What is Hogging thread?  


I am sure if you are going to read this post then you must aware about what is hogging thread. Ok, let me define it again in a single line, “I hogging thread is a thread which is taking more than usual time to complete the request and can be declared as STUCK”.


How Weblogic determine a thread to declare as Hogging?

As we know a thread declared as STUCK if it runs over 600 secs (default configuration which you can increase or decrease from admin console).

Now, How Weblogic determines a thread to declare as Hogging? ok, here is the logic which 
I had learn from some of the Oracle internal portal note.
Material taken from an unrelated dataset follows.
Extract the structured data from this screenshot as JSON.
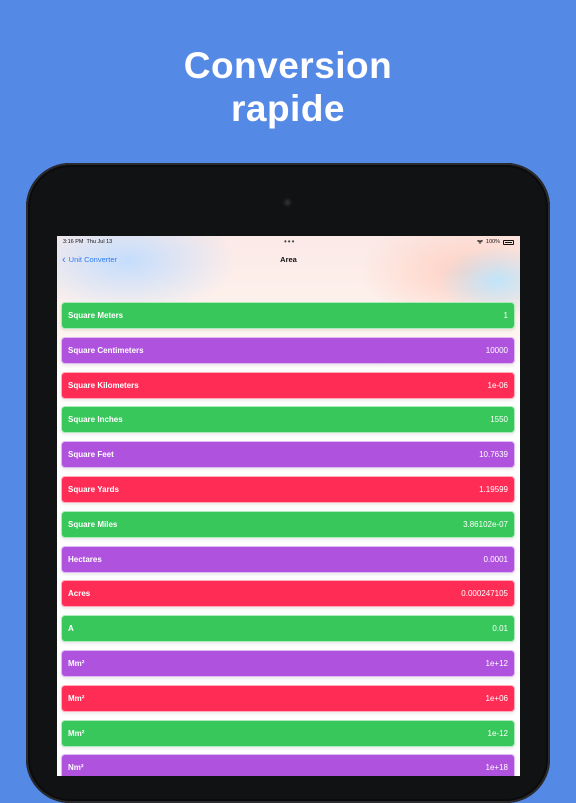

  1. There is an internal WebLogic polar which runs every 2 secs  (by default 2 secs and can be alter)
  2. It checks for the number of requests completed in last two minutes
  3. Then it check how much times each took to complete
  4. Then it takes the average time of all completed request (completed in last 2 sec)
  5. Then multiply average time with 7, and the value came consider as “usual time to complete the request”
  6. Now weblogic check each current executed thread in last 2 secs and compare with above average time, if for any of the thread it’s above this value then that thread will declare as Hogged thread.


For example

  1. At a particular moment,  total number of completed requests in last two seconds – 4
  2. Total time took by all 4 requests – 16 secs
  3. Req1 took – 5 secs, Req2 took – 3 secs, Req3 took – 7 secs, Req4 took – 1 sec
  4. Average time = 16/4 = 4 secs
  5. 7*4 = 28 secs
  6. Now weblogic check all executed threads to see which taking more than 28 secs, if any then that thread(s) declared as Hogged Thread.



Only the thing you can change with respect to hogging threads configuration is Polar time (Stuck Thread Timer Interval parameter) which is 2 secs by default. You can change this polar value to some different value like 4 secs if you want polar to run in every 4 secs instead of 2 secs.